Une consommation de plus en plus jeune, et de plus en plus excessive

Selon les résultats de l’enquête Escapad réalisée en 2005 par l’Observatoire français des drogues et toxicomanies, 92% des jeunes de 17 ans et moins disent avoir expérimenté l’alcool, 12% en faire un usage régulier. Un peu plus de 56% disent avoir été ivres au moins une fois dans leur vie, 46% d’entre eux au cours de l’année, et presque 10% dix fois dans l’année.

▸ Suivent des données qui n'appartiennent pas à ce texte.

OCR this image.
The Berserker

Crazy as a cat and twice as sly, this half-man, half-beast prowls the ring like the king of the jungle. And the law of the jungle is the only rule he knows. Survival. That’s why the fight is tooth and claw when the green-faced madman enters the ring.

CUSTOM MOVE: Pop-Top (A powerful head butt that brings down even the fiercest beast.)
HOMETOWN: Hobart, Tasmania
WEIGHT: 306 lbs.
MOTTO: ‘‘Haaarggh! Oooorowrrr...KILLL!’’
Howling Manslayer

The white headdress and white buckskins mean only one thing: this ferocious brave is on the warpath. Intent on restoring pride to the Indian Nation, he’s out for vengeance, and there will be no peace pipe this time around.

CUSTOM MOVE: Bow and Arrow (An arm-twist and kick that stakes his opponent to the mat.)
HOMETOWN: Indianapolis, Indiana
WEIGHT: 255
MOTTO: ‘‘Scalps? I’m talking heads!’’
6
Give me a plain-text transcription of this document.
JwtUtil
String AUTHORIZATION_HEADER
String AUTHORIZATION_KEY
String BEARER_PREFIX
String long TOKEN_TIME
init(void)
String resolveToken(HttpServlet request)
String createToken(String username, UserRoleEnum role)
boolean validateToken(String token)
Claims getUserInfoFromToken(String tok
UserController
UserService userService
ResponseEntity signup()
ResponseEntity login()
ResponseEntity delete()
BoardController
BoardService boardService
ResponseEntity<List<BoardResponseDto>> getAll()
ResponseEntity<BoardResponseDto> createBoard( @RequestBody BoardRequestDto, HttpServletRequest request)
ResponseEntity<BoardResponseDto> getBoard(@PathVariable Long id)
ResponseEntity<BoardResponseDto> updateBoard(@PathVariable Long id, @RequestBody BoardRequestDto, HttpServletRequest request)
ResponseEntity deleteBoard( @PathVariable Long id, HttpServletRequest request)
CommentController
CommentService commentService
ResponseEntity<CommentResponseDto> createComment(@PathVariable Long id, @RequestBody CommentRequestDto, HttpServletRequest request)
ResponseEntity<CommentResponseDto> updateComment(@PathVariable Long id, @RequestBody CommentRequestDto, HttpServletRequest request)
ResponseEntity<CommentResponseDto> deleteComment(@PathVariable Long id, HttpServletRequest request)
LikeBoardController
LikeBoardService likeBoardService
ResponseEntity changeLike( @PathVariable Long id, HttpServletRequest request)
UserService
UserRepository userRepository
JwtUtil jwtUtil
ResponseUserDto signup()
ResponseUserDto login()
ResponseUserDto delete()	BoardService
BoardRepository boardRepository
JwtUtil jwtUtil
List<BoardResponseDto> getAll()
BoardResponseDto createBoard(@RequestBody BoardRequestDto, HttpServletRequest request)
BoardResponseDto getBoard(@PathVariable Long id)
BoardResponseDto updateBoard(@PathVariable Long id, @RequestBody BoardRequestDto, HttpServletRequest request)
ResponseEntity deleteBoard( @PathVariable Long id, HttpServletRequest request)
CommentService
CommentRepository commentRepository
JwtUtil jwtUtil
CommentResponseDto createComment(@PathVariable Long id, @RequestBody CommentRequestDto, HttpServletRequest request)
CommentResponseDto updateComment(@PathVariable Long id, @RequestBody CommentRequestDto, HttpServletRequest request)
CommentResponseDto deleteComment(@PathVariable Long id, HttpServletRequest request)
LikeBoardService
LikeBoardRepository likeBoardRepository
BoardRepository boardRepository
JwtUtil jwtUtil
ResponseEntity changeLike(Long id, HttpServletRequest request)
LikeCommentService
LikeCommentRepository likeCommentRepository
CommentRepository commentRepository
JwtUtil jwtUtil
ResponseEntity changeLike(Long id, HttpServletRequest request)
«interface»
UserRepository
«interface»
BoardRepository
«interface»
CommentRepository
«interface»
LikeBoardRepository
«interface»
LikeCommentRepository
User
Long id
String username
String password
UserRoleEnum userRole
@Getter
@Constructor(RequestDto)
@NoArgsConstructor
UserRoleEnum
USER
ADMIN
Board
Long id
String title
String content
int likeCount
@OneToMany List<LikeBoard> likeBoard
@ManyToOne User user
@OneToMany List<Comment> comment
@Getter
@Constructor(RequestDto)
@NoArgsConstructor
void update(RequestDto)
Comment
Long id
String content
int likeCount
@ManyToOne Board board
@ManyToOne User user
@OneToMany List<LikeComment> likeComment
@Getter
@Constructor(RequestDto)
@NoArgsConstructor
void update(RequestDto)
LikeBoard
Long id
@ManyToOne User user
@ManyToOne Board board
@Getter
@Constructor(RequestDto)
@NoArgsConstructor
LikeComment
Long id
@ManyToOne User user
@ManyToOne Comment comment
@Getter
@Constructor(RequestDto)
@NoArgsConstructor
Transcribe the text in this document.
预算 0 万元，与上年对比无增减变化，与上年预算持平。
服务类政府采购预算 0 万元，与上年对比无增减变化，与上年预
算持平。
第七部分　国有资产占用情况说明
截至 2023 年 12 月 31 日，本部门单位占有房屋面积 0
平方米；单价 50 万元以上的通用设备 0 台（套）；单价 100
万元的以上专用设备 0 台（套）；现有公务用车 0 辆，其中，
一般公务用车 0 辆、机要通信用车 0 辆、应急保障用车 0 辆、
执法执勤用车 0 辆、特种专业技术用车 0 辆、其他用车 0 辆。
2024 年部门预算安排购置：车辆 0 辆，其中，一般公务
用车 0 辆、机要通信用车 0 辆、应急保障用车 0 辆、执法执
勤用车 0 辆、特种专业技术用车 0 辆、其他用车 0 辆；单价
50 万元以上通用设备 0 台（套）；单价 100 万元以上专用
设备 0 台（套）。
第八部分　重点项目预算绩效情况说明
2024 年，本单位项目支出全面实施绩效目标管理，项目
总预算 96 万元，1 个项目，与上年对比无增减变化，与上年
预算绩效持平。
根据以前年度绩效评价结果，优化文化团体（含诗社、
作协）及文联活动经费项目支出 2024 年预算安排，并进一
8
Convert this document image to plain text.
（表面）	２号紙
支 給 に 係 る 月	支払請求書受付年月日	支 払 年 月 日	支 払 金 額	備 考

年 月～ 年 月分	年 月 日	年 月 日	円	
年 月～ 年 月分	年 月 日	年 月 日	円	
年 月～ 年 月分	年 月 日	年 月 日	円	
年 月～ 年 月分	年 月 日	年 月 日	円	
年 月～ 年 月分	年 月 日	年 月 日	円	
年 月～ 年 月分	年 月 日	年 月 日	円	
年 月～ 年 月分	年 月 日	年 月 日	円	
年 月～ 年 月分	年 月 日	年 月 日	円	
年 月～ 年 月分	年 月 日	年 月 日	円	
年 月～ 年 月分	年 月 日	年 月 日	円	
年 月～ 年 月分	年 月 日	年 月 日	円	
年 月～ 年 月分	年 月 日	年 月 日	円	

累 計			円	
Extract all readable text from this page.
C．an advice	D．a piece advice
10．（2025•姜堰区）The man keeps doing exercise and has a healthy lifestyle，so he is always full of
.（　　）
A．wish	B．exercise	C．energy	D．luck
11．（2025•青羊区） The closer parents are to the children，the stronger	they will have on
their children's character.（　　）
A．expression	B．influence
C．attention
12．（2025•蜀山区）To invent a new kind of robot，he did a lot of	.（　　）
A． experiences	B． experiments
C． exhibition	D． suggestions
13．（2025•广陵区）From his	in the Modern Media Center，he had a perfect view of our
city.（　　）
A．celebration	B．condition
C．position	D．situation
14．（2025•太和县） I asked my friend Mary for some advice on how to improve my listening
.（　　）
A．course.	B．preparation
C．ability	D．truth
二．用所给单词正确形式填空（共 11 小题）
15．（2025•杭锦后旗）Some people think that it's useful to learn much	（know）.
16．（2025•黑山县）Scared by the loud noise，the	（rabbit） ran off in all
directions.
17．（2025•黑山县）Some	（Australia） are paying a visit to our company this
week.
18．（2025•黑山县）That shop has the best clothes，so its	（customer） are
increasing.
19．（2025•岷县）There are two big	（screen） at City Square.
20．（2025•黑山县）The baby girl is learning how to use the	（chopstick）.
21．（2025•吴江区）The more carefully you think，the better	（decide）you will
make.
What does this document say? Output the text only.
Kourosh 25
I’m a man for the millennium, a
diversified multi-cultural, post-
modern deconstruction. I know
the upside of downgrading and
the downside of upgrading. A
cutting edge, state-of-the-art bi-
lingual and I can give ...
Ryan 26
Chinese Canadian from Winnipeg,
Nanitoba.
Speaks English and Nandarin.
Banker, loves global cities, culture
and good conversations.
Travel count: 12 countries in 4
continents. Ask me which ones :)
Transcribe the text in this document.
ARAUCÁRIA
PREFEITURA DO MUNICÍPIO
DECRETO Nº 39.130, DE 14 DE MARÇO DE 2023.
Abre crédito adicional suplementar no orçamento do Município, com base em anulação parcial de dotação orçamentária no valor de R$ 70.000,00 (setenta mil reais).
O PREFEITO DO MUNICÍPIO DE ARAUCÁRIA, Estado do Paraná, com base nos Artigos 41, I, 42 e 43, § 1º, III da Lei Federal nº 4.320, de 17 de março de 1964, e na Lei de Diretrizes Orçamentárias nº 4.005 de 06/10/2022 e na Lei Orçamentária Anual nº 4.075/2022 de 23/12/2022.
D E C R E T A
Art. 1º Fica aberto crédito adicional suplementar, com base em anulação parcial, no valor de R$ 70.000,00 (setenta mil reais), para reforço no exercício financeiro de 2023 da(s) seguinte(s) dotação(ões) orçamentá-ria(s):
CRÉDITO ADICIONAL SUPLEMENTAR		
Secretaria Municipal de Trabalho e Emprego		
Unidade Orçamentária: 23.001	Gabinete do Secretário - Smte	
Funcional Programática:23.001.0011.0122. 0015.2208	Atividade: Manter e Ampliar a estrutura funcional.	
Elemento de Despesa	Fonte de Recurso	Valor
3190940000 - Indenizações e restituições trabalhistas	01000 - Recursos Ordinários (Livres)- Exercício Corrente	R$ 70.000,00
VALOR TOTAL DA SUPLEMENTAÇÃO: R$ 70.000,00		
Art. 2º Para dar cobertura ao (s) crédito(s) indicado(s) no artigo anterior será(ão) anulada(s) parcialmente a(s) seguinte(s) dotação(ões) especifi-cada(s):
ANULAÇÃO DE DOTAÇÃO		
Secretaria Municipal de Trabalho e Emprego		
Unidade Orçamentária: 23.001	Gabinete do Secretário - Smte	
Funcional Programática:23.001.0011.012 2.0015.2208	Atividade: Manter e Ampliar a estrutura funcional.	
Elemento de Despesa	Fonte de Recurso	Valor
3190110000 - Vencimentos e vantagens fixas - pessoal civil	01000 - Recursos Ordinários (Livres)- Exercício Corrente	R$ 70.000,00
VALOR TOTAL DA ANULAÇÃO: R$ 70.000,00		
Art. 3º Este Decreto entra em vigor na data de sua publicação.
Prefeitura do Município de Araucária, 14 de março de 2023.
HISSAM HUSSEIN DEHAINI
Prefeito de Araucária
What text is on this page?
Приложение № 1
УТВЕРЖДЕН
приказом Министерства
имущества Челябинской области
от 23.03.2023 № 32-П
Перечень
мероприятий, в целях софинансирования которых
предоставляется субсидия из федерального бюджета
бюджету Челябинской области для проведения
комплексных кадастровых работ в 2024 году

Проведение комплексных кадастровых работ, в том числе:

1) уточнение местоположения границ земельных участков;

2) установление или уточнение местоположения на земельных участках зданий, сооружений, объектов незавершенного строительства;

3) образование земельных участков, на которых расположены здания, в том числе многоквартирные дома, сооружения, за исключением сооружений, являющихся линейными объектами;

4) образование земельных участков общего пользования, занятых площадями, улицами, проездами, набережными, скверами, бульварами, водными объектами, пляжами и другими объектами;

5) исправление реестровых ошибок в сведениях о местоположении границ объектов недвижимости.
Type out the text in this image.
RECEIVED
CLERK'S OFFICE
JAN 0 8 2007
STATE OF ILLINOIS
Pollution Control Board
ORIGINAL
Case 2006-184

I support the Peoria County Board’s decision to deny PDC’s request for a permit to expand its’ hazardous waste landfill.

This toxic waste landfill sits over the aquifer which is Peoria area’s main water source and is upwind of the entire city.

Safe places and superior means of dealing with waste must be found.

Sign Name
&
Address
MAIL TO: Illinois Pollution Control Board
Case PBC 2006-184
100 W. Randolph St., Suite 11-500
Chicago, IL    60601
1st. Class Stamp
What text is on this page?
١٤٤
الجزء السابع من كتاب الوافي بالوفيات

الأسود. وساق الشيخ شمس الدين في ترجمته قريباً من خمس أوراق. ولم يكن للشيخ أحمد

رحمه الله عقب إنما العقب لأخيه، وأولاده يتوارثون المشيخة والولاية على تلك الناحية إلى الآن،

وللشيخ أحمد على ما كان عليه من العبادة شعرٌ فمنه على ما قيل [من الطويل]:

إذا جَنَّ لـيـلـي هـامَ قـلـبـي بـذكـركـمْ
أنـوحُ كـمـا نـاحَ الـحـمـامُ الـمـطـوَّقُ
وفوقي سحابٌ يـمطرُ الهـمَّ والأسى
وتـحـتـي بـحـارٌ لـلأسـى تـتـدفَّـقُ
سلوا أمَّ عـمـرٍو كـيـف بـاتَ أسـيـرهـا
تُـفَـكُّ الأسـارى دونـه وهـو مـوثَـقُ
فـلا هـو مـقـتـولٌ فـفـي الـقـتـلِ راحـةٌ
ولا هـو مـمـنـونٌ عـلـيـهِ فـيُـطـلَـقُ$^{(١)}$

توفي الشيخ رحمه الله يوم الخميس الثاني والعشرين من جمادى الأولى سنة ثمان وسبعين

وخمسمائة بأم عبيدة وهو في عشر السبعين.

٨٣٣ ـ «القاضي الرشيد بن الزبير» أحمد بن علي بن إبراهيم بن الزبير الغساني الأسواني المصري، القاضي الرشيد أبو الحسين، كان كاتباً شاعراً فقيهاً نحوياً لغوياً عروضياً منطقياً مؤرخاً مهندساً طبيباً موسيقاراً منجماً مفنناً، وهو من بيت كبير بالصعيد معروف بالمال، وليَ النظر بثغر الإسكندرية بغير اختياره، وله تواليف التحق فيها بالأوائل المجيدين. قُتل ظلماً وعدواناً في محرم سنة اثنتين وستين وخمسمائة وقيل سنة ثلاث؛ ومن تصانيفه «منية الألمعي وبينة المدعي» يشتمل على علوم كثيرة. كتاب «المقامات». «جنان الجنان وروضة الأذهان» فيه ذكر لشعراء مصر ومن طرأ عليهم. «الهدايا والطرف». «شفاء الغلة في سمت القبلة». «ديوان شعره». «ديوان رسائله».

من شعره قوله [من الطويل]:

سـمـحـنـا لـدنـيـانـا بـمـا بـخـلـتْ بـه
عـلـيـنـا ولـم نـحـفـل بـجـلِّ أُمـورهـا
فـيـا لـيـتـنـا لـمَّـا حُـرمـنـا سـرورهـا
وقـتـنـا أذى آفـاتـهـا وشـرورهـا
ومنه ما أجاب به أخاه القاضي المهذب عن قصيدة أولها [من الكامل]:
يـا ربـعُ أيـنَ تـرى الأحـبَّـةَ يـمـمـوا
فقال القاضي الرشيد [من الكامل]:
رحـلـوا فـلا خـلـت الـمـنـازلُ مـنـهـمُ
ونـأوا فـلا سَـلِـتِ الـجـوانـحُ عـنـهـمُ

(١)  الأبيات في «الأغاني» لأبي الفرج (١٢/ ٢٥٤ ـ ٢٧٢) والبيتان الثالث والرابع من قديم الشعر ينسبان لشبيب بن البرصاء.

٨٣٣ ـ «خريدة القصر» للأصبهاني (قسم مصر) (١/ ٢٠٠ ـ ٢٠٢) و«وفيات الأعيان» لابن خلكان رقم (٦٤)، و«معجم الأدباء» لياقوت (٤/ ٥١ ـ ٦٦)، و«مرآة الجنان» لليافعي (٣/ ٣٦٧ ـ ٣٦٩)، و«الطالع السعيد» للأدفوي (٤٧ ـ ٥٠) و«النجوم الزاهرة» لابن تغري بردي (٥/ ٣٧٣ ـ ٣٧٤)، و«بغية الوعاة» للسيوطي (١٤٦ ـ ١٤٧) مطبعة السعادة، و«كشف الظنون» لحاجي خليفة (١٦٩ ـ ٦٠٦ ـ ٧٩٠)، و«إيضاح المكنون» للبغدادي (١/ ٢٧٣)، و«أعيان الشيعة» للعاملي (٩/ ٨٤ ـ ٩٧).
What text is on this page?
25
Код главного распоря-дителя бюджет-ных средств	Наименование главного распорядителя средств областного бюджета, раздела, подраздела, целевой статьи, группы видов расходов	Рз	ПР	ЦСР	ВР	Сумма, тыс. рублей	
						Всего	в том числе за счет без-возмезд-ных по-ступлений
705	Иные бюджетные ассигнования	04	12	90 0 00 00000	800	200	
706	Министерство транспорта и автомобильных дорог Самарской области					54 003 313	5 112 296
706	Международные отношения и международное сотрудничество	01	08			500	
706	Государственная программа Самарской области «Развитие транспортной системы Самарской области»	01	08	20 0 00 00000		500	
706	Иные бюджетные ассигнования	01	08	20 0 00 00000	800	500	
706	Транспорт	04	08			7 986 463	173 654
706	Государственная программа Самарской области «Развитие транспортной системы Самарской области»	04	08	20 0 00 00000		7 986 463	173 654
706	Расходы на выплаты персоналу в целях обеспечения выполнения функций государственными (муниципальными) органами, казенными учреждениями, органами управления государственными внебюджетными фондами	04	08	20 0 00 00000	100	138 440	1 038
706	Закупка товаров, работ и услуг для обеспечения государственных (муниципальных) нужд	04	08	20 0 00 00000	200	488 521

«N’aurait-on pas banalisé la consommation de l’alcool?, s’interroge Béatrice Barraud. En tout cas cette consommation débute de plus en plus tôt, or on sait que plus on consomme jeune, plus le risque de tomber dans l’addiction augmente. Les alcools consommés deviennent par ailleurs de plus en plus forts. Ils sont atténués grâce à un mélange avec des sodas ou des jus de fruits, mais cela ne change rien au taux d’alcool. Enfin, le mode de consommation devient de plus en plus excessif, ce qui n’a rien à voir avec la consommation des jeunes d’il y a 15 ou 20 ans, ou de l’alcool mondain pratiqué par certains parents.»

«Les parents doivent se montrer exemplaires»

Pour 40% de parents d’enfants scolarisés, l’élément le plus inquiétant est le fait que les jeunes consomment de plus en plus souvent de l’alcool de façon excessive, jusqu’à l’ivresse, devant la jeunesse des consommateurs (28%).

Pour la présidente de l’Apel, les parents se doivent d’être «exemplaires en la matière. On ne peut pas empêcher aux enfants, ce que l’on s’autorise par ailleurs.» Il reste ensuite à effectuer le bon dosage, entre interdiction et prévention. «Nous invitons les parents à discuter, notamment des risques, en matière de sécurité routière ou de comportements sexuels, qu’engendrent une trop forte consommation.»

Quelque 90% des parents disent qu’il est pour eux facile d’aborder le sujet des dangers de l’alcool avec leurs enfants. Et 67% déclarent qu’ils seraient à l’aise s’ils étaient confrontés à un enfant qui aurait consommé de l’alcool de manière excessive: Retrouvez ici le témoignage d'une mère de famille.

Mais 31% avouent ne pas être suffisamment informés en la matière.